More Japanese firms raising wages to combat labour shortage: Poll

Prime Minister Fumio Kishida has also called on companies to hike wages. PHOTO: AFP

TOKYO (REUTERS) - More large Japanese companies are now raising wages to attract workers and cope with chronic staff shortages, a monthly Reuters poll showed on Thursday (Aug 18).

It is a tentative sign that Japan Inc may be slowly addressing pay that has been flat for decades.

Still, the Corporate Survey found that higher wages are not yet the go-to tactic for companies.

Instead, digitalisation is seen as the most popular among the multiple measures that firms say they are using to address the labour crunch.

Japanese companies have typically avoided boosting wages because decades of deflation made it difficult to pass on higher costs to consumers.

That might now be changing, as the double whammy of higher commodities prices and a weaker yen drive up living costs, and highlight the strain on workers.

Prime Minister Fumio Kishida has also called on companies to hike wages.

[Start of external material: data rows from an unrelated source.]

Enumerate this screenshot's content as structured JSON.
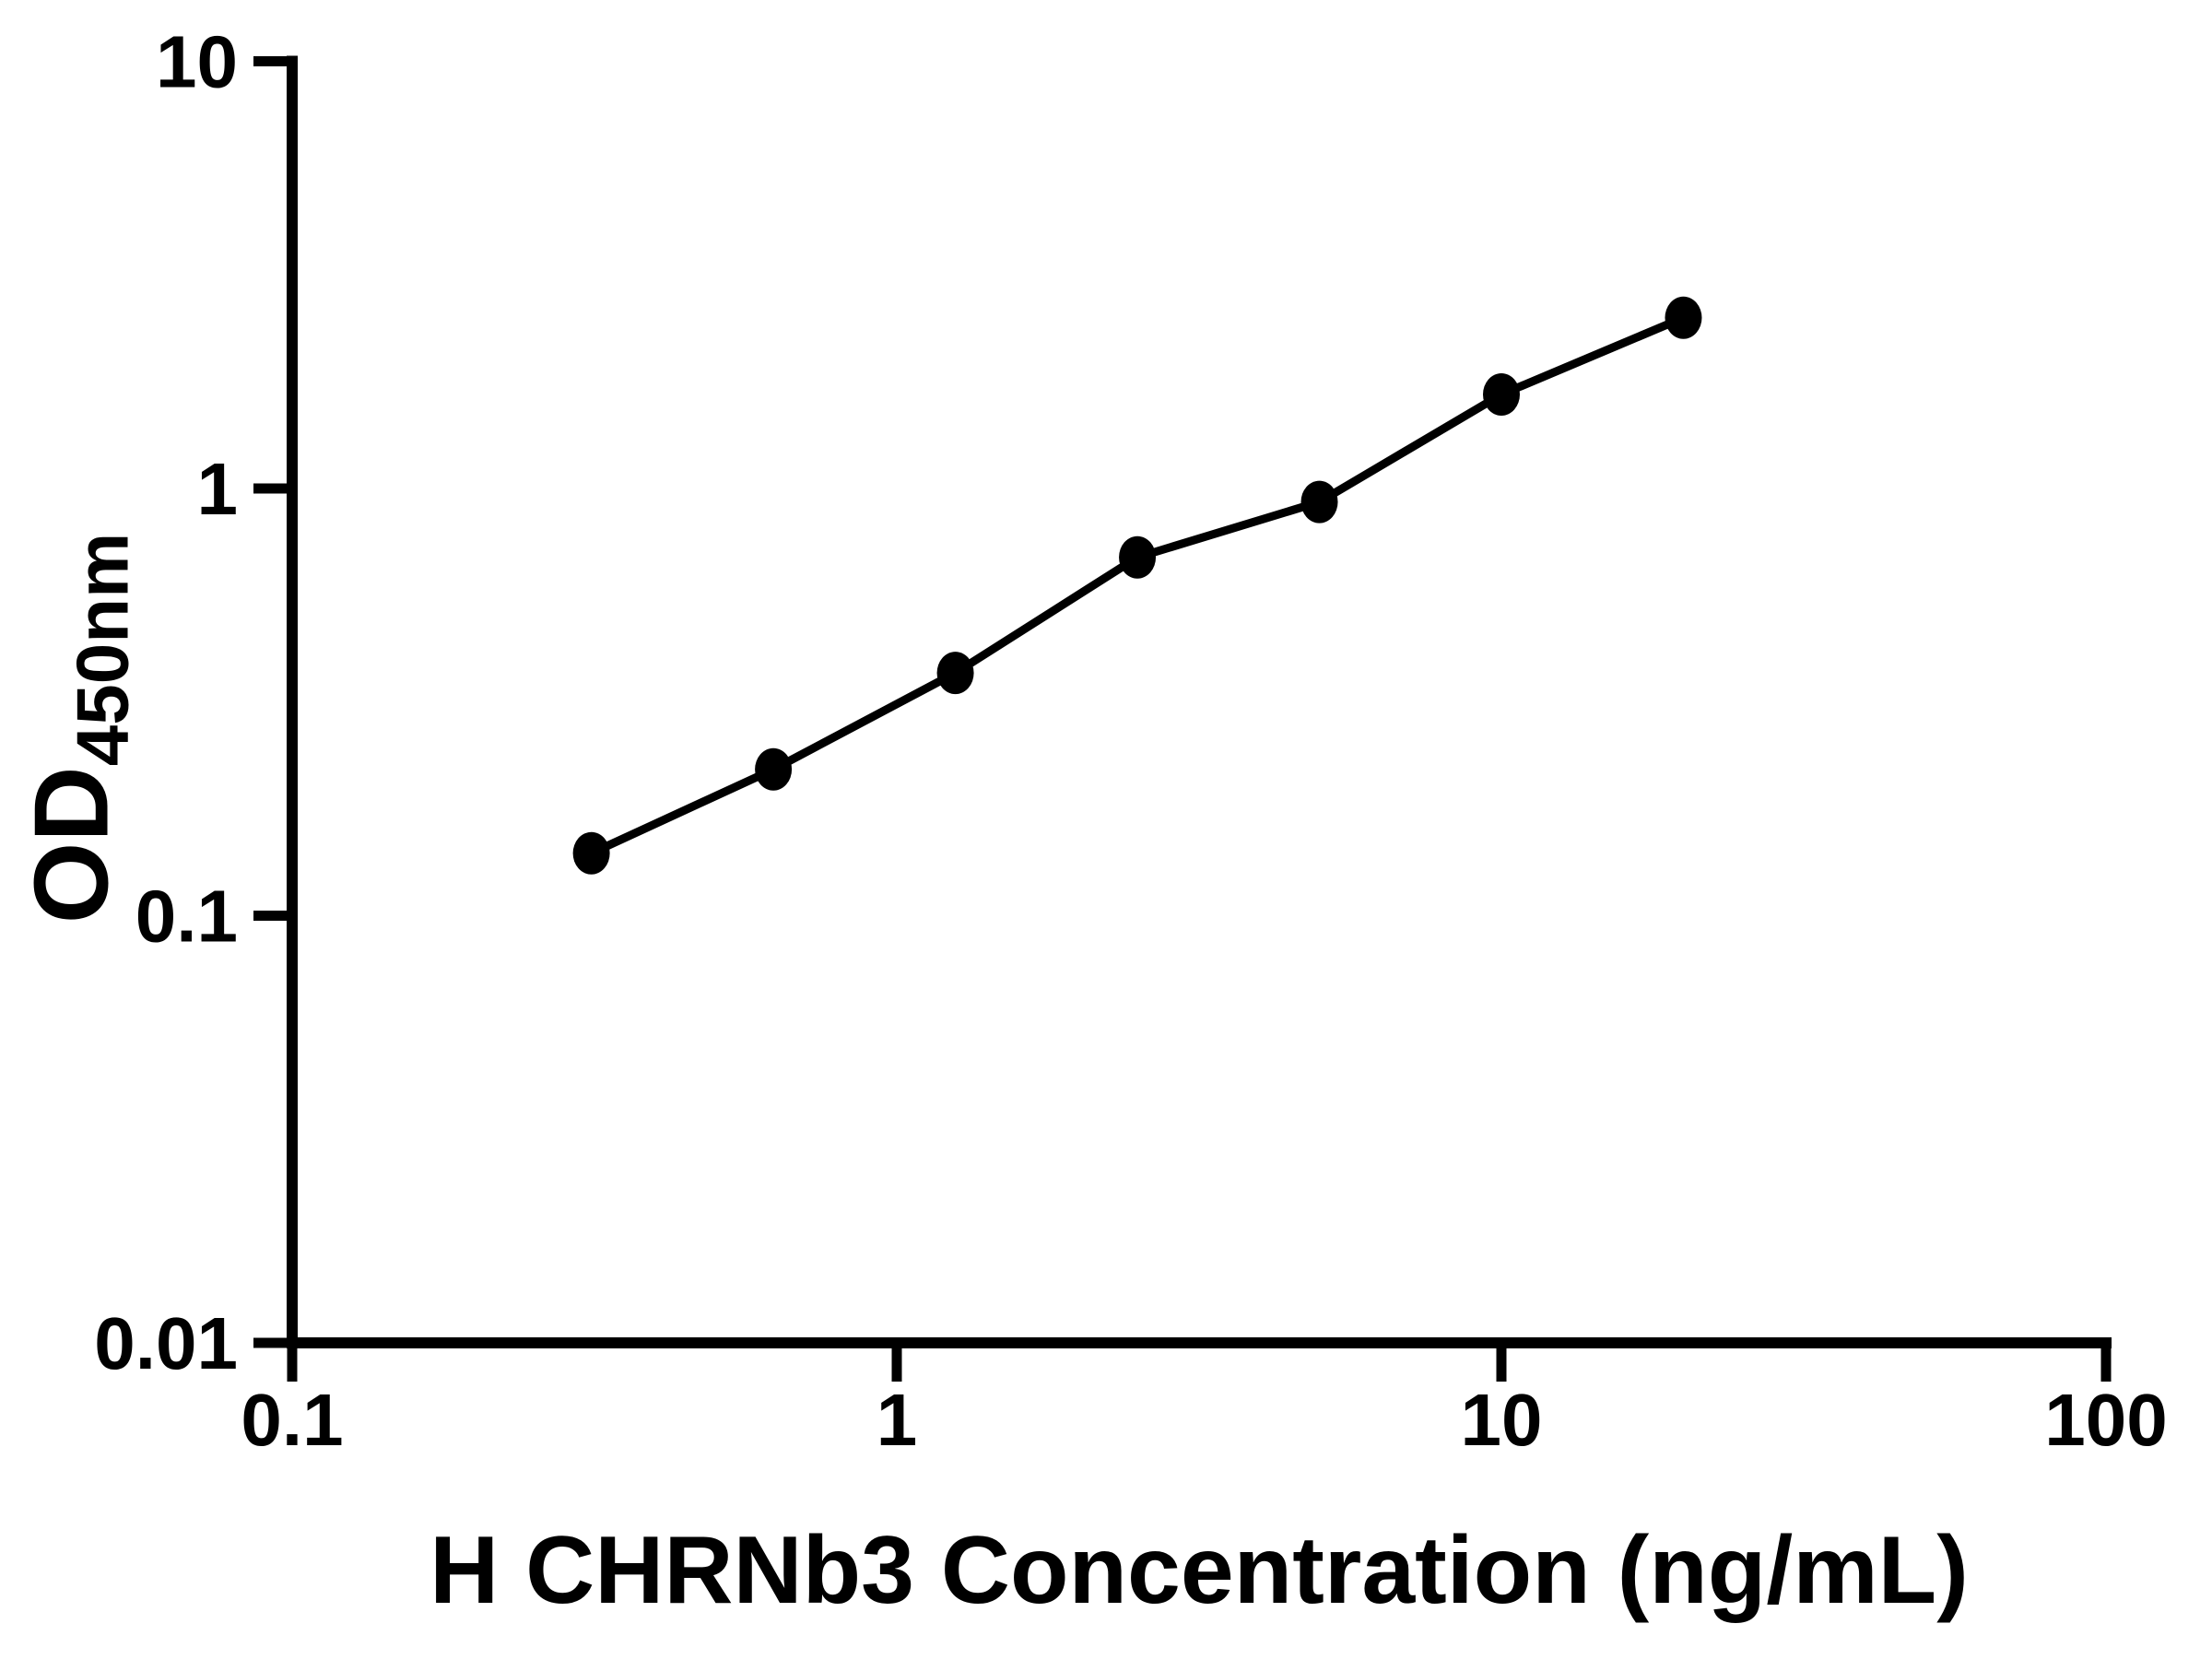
{
  "figure": {
    "background_color": "#ffffff",
    "foreground_color": "#000000"
  },
  "chart_data": {
    "type": "scatter",
    "subtype": "line-connected standard curve",
    "title": "",
    "xlabel": "H CHRNb3 Concentration (ng/mL)",
    "ylabel_main": "OD",
    "ylabel_subscript": "450nm",
    "x_scale": "log",
    "y_scale": "log",
    "xlim": [
      0.1,
      100
    ],
    "ylim": [
      0.01,
      10
    ],
    "x_ticks": [
      "0.1",
      "1",
      "10",
      "100"
    ],
    "y_ticks": [
      "0.01",
      "0.1",
      "1",
      "10"
    ],
    "grid": false,
    "legend": "none",
    "marker_color": "#000000",
    "line_color": "#000000",
    "points": [
      {
        "x": 0.3125,
        "y": 0.14
      },
      {
        "x": 0.625,
        "y": 0.22
      },
      {
        "x": 1.25,
        "y": 0.37
      },
      {
        "x": 2.5,
        "y": 0.69
      },
      {
        "x": 5,
        "y": 0.93
      },
      {
        "x": 10,
        "y": 1.66
      },
      {
        "x": 20,
        "y": 2.51
      }
    ]
  }
}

"Overall we are facing labour shortages and we are struggling to lure part-timers at stores in particular. We are responding by raising wages but there's a limit," the manager of a wholesaler wrote in the survey, on condition of anonymity.

The poll of 495 big non-financial firms, taken from Aug 2 to Aug 12, highlighted what appeared to be a growing willingness by companies to increase wages.

The hiking of wages or starting salaries was picked by 44 per cent of respondents as one of the multiple tactics they are adopting.

That compared to just 25 per cent of companies that said in a 2017 Corporate Survey that they would increase salaries.

A full 59 per cent picked going digital and other measures to save manpower as one of their tactics.

"The tide is changing as labour shortages have prompted more and more companies to raise wages albeit gradually," said senior economist Koya Miyamae at SMBC Nikko Securities.

"Now is just the beginning, as the population increasingly ages and dwindles, the momentum to hike wages will gather steam," he said.

A slight majority of companies, 54 per cent, said they faced a labour crunch with the shortage most pronounced among non-manufacturers, 59 per cent of which said they were squeezed for staffing.

"We have not been able to do anything" to secure workers, said another manager at a wholesaler.

Companies also called for a better working environment, including year-round hiring and delaying retirement to encourage the elderly to work until their later years.

Immigration

The dwindling pool of workers has been a concern for years in the world's No. 3 economy, and has served as a cautionary tale for other advanced economies including in Europe.

Policymakers, meanwhile, have stopped short of allowing widespread immigration.

A total of 19 per cent of firms said they are securing foreign workers, compared to 13 per cent in the 2017 survey.

Separately, three-quarters of companies said they want Mr Kishida's government to deploy another round of big stimulus to help the economy cope with rising living costs.

A total of 44 per cent of firms said they want to see fresh fiscal stimulus, the most popular choice.

Only one in five said they want to see further monetary stimulus, highlighting the dwindling support for the Bank of Japan's massive easing programme.

The survey results came as gross domestic product (GDP) to June saw a third straight quarter of expansion, but analysts say the resurgence of the coronavirus and a slowdown in the US and Chinese economies cloud the outlook.

In the survey, a vast majority of Japanese companies saw the virus' resurgence posing a downside risk to the economy in the latter half of this fiscal year to March 2023.

The poll, conducted for Reuters by Nikkei Research, canvassed 495 large non-financial Japanese firms, half of which replied during the Aug 2-12 period. Managers usually reply on condition of anonymity, allowing them to express opinions more freely.